Allen slowly settles into the role, excelling when he turns into an unparalleled philanthropist who takes joy in helping others. His facial expressions are exceptional.
Five of the original cast return and show they have lost none of their enthusiasm for the production: James Backway as Fred, Scrooge’s forgiving, kind nephew; Edward Harrison, a dedicated, compliant Bob Cratchit; Joe Shire, the jovial Ghost of Christmas Present; young Charlie Westlake as a cute Edwin Cratchit; and Angelina Chudi as neglected girlfriend Belle who is replaced by Scrooge’s obsession with money.
Catching the eye among the newcomers is Forbes who proves a capable Marley and a penny-pinching match for Scrooge. After his death he returns as a formidable ghost in chains to warn his former partner of what’s to come if he doesn’t change his ways. Geoffrey Beevers pulls everything together as the narrator.

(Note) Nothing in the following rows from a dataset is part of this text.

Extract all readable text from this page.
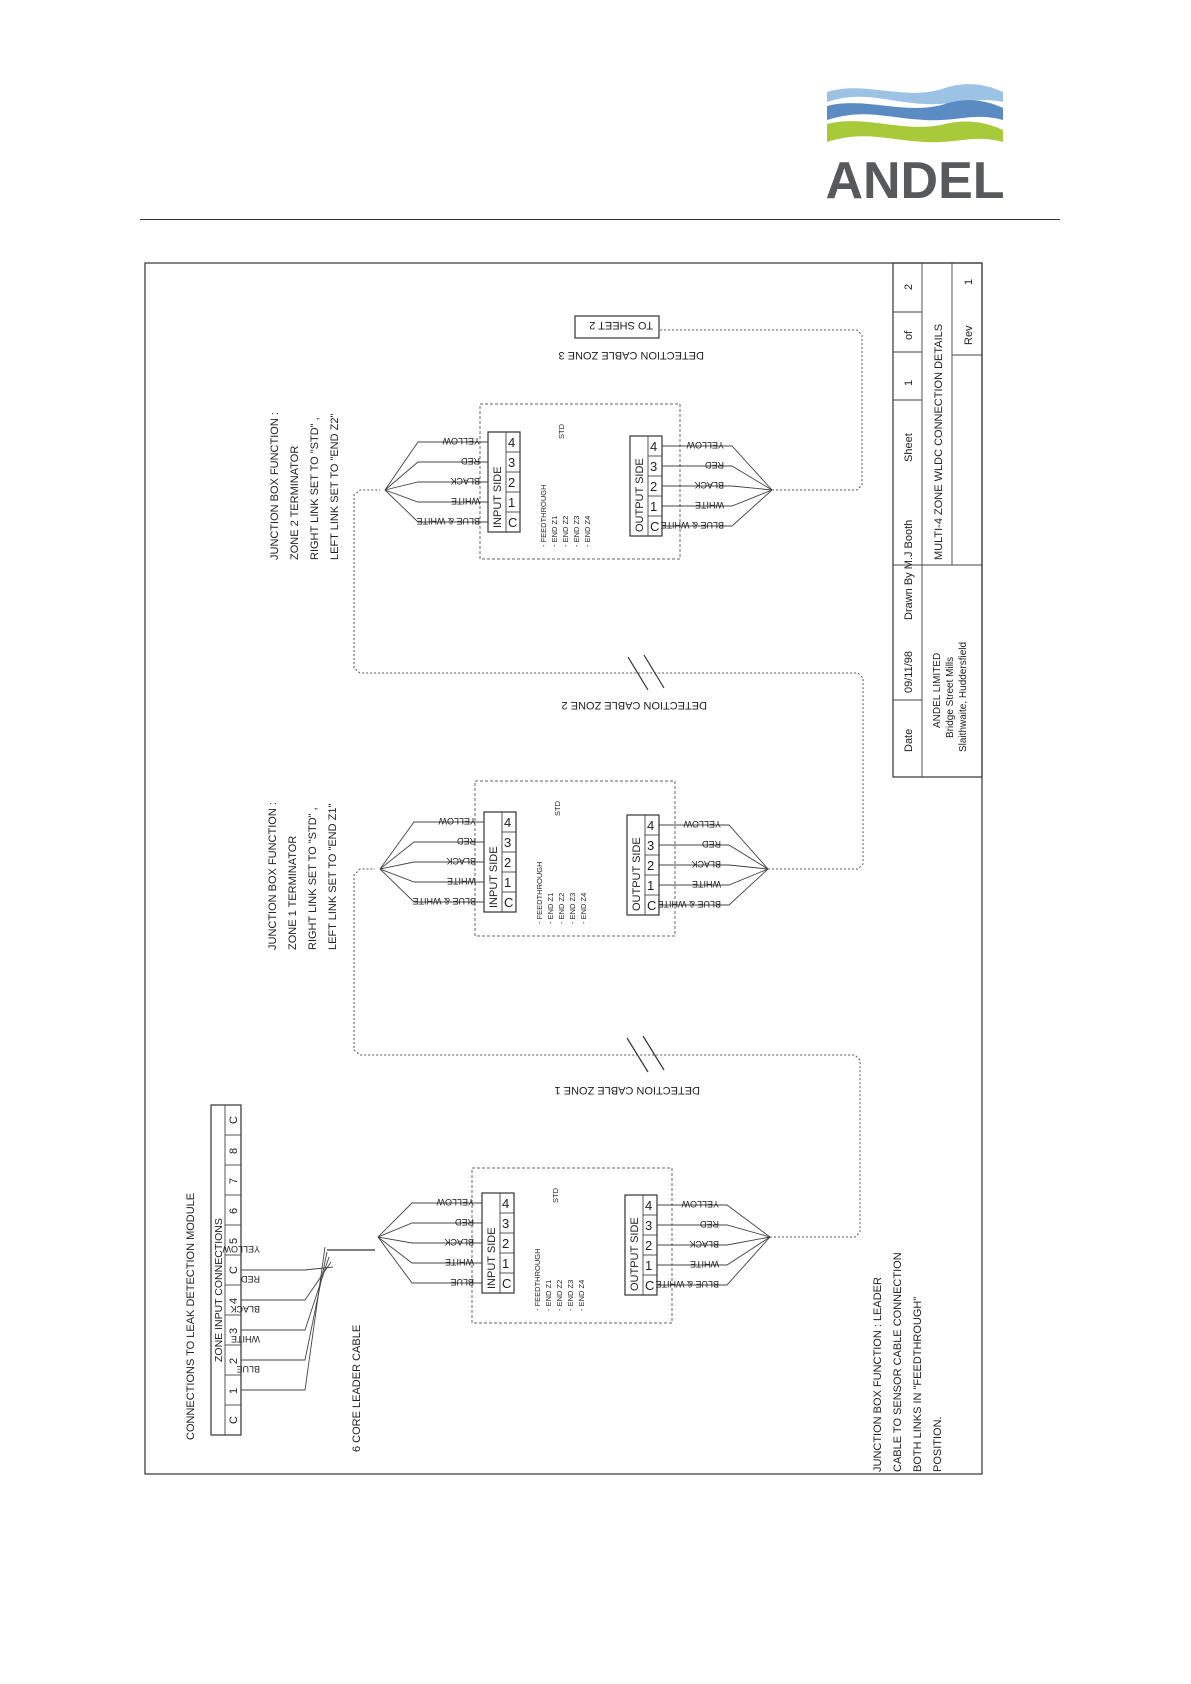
ANDEL
Date
09/11/98
Drawn By M.J Booth
Sheet
1
of
2
ANDEL LIMITED Bridge Street Mills Slaithwaite, Huddersfield
MULTI-4 ZONE WLDC CONNECTION DETAILS Rev
1
CONNECTIONS TO LEAK DETECTION MODULE ZONE INPUT CONNECTIONS
C
1
2
3
4
C
5
6
7
8
C
6 CORE LEADER CABLE
BLUE
WHITE
BLACK
RED
YELLOW	INPUT SIDE C
1
2
3
4
BLUE
WHITE
BLACK
RED
YELLOW
OUTPUT SIDE C
1
2
3
4
BLUE & WHITE
WHITE
BLACK
RED
YELLOW
- FEEDTHROUGH - END Z1 - END Z2 - END Z3 - END Z4
STD
INPUT SIDE C
1
2
3
4
BLUE & WHITE
WHITE
BLACK
RED
YELLOW
OUTPUT SIDE C
1
2
3
4
BLUE & WHITE
WHITE
BLACK
RED
YELLOW
- FEEDTHROUGH - END Z1 - END Z2 - END Z3 - END Z4
STD
INPUT SIDE C
1
2
3
4
BLUE & WHITE
WHITE
BLACK
RED
YELLOW
OUTPUT SIDE C
1
2
3
4
BLUE & WHITE
WHITE
BLACK
RED
YELLOW
- FEEDTHROUGH - END Z1 - END Z2 - END Z3 - END Z4
STD
JUNCTION BOX FUNCTION : LEADER CABLE TO SENSOR CABLE CONNECTION BOTH LINKS IN "FEEDTHROUGH" POSITION.
JUNCTION BOX FUNCTION : ZONE 1 TERMINATOR RIGHT LINK SET TO "STD" , LEFT LINK SET TO "END Z1"
JUNCTION BOX FUNCTION : ZONE 2 TERMINATOR RIGHT LINK SET TO "STD" , LEFT LINK SET TO "END Z2"
DETECTION CABLE ZONE 1
DETECTION CABLE ZONE 2
DETECTION CABLE ZONE 3
TO SHEET 2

Paul Wills’ set makes another appearance, huge columns of filing cabinets and drawers making up the office of Marley and Scrooge and spinning round to reveal the two men at their raised desks. Scene changes are slick as we move from Scrooge’s bedroom to a street, Fred’s welcoming house and other locations.
Playhouse artistic director Adam Penford again directs a stylish, joyous production which has boundless energy.
So trick or treat? There are plenty of tricks in A Christmas Carol: A Ghost Story but they serve merely to present Gatiss’ vision for the play in the best possible light. And even if you think it’s too early for Christmas, the production is certainly just as much a treat as the 2021 version.